Microrobot swarms in health race

Engineers from the Chinese University of Hong Kong have developed an artificial intelligence navigation system that can allow millions of microrobots to gather in a human body for medical purposes.

The new system can allow millions of microrobots to behave like a bee swarm, autonomously reconfiguring their motion and distribution according to environmental changes, which allows them to go around obstacles inside a human body.

The findings have been reported in the Nature Machine Intelligence journal, the university research team said.

Zhang Li, the team leader and professor at CUHK's department of mechanical and automation sngineering, said the microrobots have been used for drug delivery inside the human body for years.

However, he said, it would previously take thousands or even millions of microrobots to gather together to deliver the drug due to the limited capacity and functional capabilities of each individual. Delivery would also fail easily because of the complicated and changing environments inside the body.

"We found that a school of fish or a flock of birds will switch the shapes and structure [of their group] to adapt to different situations and environments," Zhang said.

"With inspiration from of these kinds of animals, we developed an AI system that realizes the automation of the microrobot swarm with deep learning algorithms."

The AI system obtains vision from imaging tools, such as ultrasound and X-ray fluoroscopy, to help the microrobots identify obstacles inside the human body and plan in real-time the best possible route for the delivery of drugs, he said.

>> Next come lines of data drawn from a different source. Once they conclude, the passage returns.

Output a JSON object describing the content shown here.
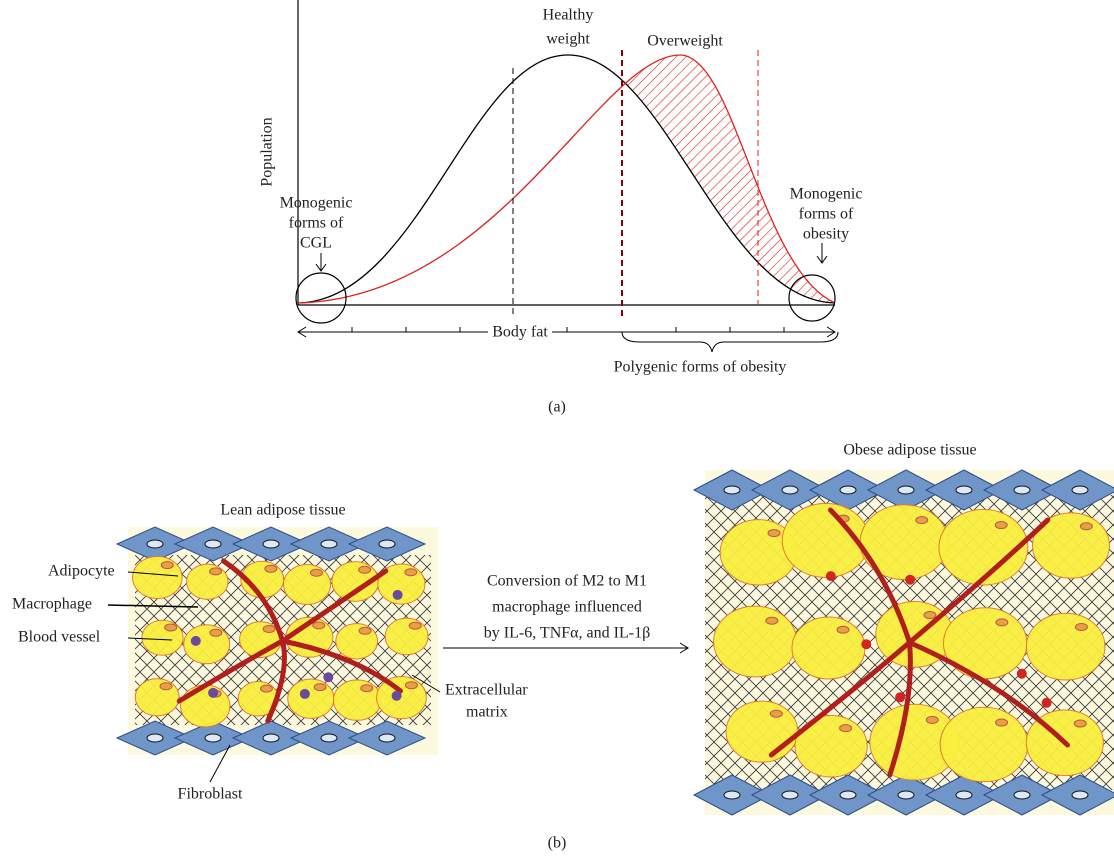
{
  "panel_a": {
    "y_axis_label": "Population",
    "healthy_label": [
      "Healthy",
      "weight"
    ],
    "overweight_label": "Overweight",
    "cgl_label": [
      "Monogenic",
      "forms of",
      "CGL"
    ],
    "obesity_label": [
      "Monogenic",
      "forms of",
      "obesity"
    ],
    "x_axis_label": "Body fat",
    "polygenic_label": "Polygenic forms of obesity",
    "caption": "(a)"
  },
  "panel_b": {
    "lean_title": "Lean adipose tissue",
    "obese_title": "Obese adipose tissue",
    "labels": {
      "adipocyte": "Adipocyte",
      "macrophage": "Macrophage",
      "blood_vessel": "Blood vessel",
      "extracellular_matrix": [
        "Extracellular",
        "matrix"
      ],
      "fibroblast": "Fibroblast"
    },
    "conversion_text": [
      "Conversion of M2 to M1",
      "macrophage influenced",
      "by IL-6, TNFα, and IL-1β"
    ],
    "caption": "(b)"
  }
}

The system can also control magnets or electromagnets to navigate the microrobot swarm and change their formation to increase their success rate in reaching the destination, the research team said.

The team also examined the effectiveness and reliability of the microrobotic AI navigation system in a virtual placenta, simulating the complex blood vessel structure that microrobots may face.

The results showed that the AI system works successfully in complicated environments.

"We haven't yet found a way to make the microrobots themselves intelligent," Zhang said, "but we can use the AI controlling system to externally manipulate their collective motion, making sure they do not get lost and stuck in the body."

Researchers have further proposed a framework for the autonomy of microrobot swarms as a basis for future studies.

The framework consists of five levels - zero to four - with each indicating an increasing autonomy level of the microrobots.

For example, a level one microrobot swarm can work in static environments under a magnet control and an imaging system, while a microrobot swarm with level four autonomy can navigate by itself without human intervention, they said.

"I hope the AI navigation system will one day enable surgeons to deploy microrobots for therapeutic applications, such as targeted drug delivery in the human body without specialized training," Zhang said.